The company will ensure your vehicle can be imported, advise you of the modifications you'll need to make, negotiate a price on your behalf and help you to transfer the title to your name (you still need to verify the warranty).

The fee they charge is between $2,000 to $3,000. If the price differential of the car you want to buy is more than that — and it usually is — this could be a worthwhile alternative to doing it yourself. Unless, perhaps you buy a car that chugs gas and you get slapped with the $4,000 Canadian Vehicle Efficiency Incentive Excise Tax.

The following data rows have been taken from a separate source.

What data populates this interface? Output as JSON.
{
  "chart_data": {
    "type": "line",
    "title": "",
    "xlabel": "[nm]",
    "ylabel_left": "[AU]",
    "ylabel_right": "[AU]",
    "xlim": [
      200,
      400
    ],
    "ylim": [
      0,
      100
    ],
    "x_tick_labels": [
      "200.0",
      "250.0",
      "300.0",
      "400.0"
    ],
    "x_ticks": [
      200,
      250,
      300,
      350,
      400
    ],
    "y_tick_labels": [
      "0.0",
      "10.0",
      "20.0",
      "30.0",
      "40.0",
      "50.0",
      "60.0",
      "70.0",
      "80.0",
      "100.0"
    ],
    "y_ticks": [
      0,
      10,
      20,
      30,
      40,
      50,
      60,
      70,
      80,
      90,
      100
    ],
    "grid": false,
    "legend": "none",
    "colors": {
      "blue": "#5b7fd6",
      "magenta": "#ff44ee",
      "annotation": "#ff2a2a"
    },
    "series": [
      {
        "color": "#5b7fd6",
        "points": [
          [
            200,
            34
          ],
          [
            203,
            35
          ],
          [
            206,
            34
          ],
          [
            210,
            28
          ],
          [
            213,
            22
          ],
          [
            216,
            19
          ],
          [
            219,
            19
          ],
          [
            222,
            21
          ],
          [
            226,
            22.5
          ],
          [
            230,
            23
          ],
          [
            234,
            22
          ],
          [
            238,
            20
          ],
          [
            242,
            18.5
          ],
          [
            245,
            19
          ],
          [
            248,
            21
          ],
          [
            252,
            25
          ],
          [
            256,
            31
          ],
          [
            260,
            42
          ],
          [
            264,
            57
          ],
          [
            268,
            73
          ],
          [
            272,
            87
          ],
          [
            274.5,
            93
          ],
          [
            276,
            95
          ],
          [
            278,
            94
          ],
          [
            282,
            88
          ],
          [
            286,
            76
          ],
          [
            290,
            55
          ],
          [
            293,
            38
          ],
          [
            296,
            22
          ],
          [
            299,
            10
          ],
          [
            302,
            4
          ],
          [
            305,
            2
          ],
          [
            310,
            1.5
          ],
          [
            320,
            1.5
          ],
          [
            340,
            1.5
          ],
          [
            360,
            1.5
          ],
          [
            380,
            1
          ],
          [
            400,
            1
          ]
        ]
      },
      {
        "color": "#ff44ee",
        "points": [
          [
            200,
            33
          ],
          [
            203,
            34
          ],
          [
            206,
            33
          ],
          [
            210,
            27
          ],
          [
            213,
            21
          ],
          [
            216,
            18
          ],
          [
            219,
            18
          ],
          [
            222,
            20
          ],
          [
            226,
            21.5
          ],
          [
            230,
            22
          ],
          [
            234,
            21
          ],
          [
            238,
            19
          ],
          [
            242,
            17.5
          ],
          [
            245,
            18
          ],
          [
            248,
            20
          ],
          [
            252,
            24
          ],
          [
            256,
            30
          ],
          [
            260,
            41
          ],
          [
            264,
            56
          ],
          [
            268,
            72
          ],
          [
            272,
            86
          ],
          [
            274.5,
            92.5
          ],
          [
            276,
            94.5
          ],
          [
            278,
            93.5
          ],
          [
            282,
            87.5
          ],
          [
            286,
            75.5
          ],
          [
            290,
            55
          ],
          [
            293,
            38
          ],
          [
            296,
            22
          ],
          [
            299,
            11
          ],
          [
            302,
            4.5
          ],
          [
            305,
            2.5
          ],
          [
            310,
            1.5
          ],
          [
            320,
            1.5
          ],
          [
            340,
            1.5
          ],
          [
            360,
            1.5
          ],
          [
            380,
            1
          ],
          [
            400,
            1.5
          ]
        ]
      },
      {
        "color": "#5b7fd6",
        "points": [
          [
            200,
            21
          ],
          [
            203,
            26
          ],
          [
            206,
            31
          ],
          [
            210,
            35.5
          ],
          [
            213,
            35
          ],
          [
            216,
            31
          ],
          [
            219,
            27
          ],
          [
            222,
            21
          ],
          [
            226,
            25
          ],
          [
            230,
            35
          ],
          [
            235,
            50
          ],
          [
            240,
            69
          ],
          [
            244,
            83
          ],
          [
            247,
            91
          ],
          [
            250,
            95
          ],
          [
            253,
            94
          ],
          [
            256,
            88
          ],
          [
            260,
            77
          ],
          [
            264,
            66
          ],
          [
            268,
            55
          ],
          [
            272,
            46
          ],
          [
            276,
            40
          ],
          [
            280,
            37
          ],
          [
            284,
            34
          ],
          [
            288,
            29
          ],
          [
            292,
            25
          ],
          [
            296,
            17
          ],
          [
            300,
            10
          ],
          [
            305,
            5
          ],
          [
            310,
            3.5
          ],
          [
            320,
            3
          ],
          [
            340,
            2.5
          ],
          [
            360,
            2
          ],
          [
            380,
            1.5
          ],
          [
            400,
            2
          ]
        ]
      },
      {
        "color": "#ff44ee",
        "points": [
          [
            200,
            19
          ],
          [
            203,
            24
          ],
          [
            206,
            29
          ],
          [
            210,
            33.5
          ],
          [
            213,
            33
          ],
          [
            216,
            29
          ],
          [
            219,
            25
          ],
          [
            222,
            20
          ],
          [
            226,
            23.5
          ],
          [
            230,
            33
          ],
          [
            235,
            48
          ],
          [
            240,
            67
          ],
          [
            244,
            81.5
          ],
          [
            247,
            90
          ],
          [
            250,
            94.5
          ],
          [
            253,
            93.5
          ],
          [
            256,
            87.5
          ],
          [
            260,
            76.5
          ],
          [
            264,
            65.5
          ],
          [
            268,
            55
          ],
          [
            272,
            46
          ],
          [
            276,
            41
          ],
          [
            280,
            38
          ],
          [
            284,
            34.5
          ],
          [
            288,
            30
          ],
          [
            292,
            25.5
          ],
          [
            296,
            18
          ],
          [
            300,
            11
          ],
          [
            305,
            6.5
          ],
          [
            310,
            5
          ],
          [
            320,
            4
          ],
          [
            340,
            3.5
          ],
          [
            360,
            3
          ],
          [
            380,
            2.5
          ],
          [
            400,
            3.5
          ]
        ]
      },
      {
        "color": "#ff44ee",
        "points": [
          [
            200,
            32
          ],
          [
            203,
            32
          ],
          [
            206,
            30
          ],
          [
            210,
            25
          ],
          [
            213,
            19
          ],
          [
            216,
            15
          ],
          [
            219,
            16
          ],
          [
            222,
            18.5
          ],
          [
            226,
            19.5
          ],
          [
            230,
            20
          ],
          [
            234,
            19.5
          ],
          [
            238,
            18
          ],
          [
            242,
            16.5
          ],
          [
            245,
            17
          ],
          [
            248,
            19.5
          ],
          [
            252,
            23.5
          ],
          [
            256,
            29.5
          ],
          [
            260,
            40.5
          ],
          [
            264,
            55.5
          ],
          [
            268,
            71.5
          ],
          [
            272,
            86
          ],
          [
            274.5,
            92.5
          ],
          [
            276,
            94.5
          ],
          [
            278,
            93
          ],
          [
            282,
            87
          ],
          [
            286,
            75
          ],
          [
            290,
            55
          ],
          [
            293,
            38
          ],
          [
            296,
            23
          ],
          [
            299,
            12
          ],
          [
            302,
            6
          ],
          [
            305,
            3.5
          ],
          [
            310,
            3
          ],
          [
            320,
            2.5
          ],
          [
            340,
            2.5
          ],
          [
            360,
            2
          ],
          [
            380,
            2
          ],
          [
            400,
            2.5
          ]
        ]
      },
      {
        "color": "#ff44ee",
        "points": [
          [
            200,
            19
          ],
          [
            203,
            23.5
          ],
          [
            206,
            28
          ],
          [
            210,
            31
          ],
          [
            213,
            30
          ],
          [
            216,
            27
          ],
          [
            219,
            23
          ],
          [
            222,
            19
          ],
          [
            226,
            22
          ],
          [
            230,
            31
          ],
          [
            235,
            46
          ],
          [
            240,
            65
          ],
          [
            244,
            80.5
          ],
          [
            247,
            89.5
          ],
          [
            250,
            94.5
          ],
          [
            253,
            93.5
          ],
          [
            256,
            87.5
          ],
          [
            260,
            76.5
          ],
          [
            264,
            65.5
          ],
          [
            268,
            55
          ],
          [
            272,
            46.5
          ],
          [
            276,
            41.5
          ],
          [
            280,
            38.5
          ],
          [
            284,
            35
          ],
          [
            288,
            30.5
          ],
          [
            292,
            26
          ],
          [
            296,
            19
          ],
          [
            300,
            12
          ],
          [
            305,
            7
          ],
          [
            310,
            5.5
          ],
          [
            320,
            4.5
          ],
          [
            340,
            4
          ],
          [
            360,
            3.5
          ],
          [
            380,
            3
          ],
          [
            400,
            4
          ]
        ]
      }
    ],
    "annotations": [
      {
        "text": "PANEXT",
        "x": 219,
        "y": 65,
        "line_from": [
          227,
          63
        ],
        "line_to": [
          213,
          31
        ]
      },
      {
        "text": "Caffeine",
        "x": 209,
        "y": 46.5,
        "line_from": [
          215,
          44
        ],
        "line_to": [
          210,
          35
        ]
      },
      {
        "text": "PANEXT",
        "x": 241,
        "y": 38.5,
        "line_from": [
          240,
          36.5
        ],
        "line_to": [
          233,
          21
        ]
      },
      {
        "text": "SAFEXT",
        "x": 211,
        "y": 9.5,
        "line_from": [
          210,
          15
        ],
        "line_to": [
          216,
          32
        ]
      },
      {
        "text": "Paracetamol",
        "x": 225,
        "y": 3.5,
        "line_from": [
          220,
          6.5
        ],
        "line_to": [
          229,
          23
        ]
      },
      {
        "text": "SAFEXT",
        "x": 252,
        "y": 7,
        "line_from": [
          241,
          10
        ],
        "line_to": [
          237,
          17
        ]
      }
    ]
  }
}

What does your dream car go for down south?
Model Canada MSRP US MSRP Price difference*
2008 Honda Accord EX-L $31,090 $25,060 24%
2009 Toyota Camry XLE V6 $35,020 $28,270 24%
2008 Cadillac CTS $38,900 $33,490 16%
2008 Acura TL $42,700 $33,725 27%
2008 Volvo S80 $54,995 $38,705 42%
2008 BMW 528i Sedan $59,900 $44,300 35%
2008 Audi A6 Sedan 3.2 $59,900 $42,950 39%
2008 Cadillac Escalade (SUV) $72,175 $56,890 27%
2008 Lexus LX 570 (SUV) $84,600 $73,800 15%
2008 Mercedes Benz S550 $123,000 $87,525 41%
*Assumes US dollar/Canadian dollar parity.